Using the new version of the SOLPS plasma boundary code package, SOLPS-ITER, this paper presents the first ever simulations of the ITER burning baseline H-mode edge plasma with drifts and currents activated. Neon (Ne) seeded discharges for divertor power dissipation are considered. The results for divertor and scrape-off layer (SOL) parameters with and without drifts are compared, both for the SOLPS-ITER simulations and against the earlier SOLPS-4.3 modelling (which did not include a drift description) constituting the bulk of the existing ITER divertor simulation database. Whereas the drift effect on the equatorial midplane (main chamber) density and temperature profiles is moderate, drifts increase the peak heat flow to the outer divertor target. This effect is more pronounced for regimes with low sub-divertor neutral pressure, when even drift-free SOLPS4.3 simulations find strong out-in target power asymmetries.
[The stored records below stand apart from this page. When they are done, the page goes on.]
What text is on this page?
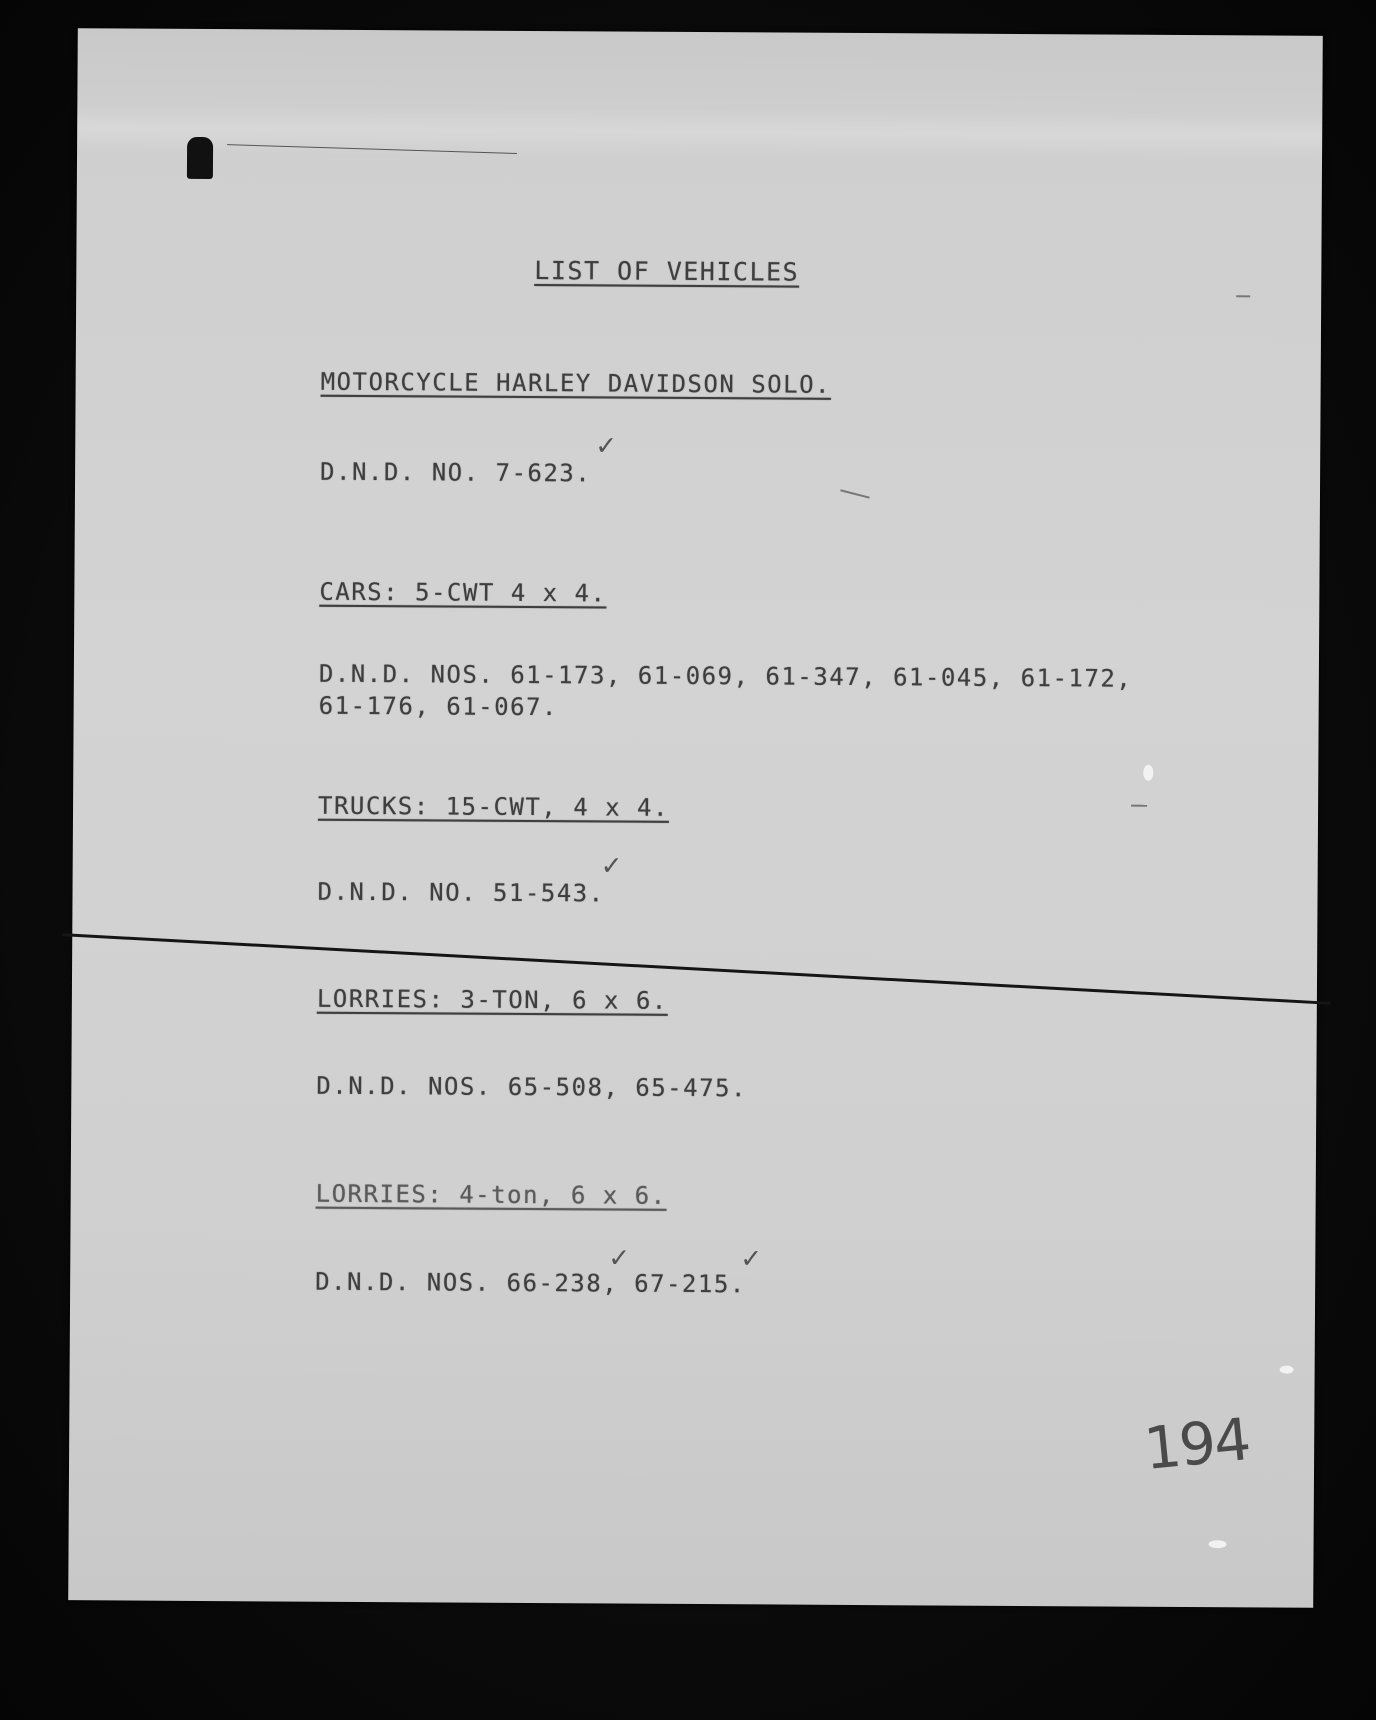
LIST OF VEHICLES
MOTORCYCLE HARLEY DAVIDSON SOLO.
D.N.D. NO. 7-623.
✓
CARS: 5-CWT 4 x 4.
D.N.D. NOS. 61-173, 61-069, 61-347, 61-045, 61-172,
61-176, 61-067.
TRUCKS: 15-CWT, 4 x 4.
D.N.D. NO. 51-543.
✓
LORRIES: 3-TON, 6 x 6.
D.N.D. NOS. 65-508, 65-475.
LORRIES: 4-ton, 6 x 6.
D.N.D. NOS. 66-238, 67-215.
✓	✓
194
An important conclusion is thus that if ITER operates as expected with partially detached divertor targets, drifts should not influence the power handling, but that in the case of divertor reattachment, they will act to worsen the target loading, increasing the need for development of reliable schemes for detachment control. Comparing SOLPS-4.3 and SOLPS-ITER results for the key peak target heat flux versus sub-divertor neutral pressure operating domain, SOLPS-ITER with drifts predicts a narrower operational window for the divertor pressure.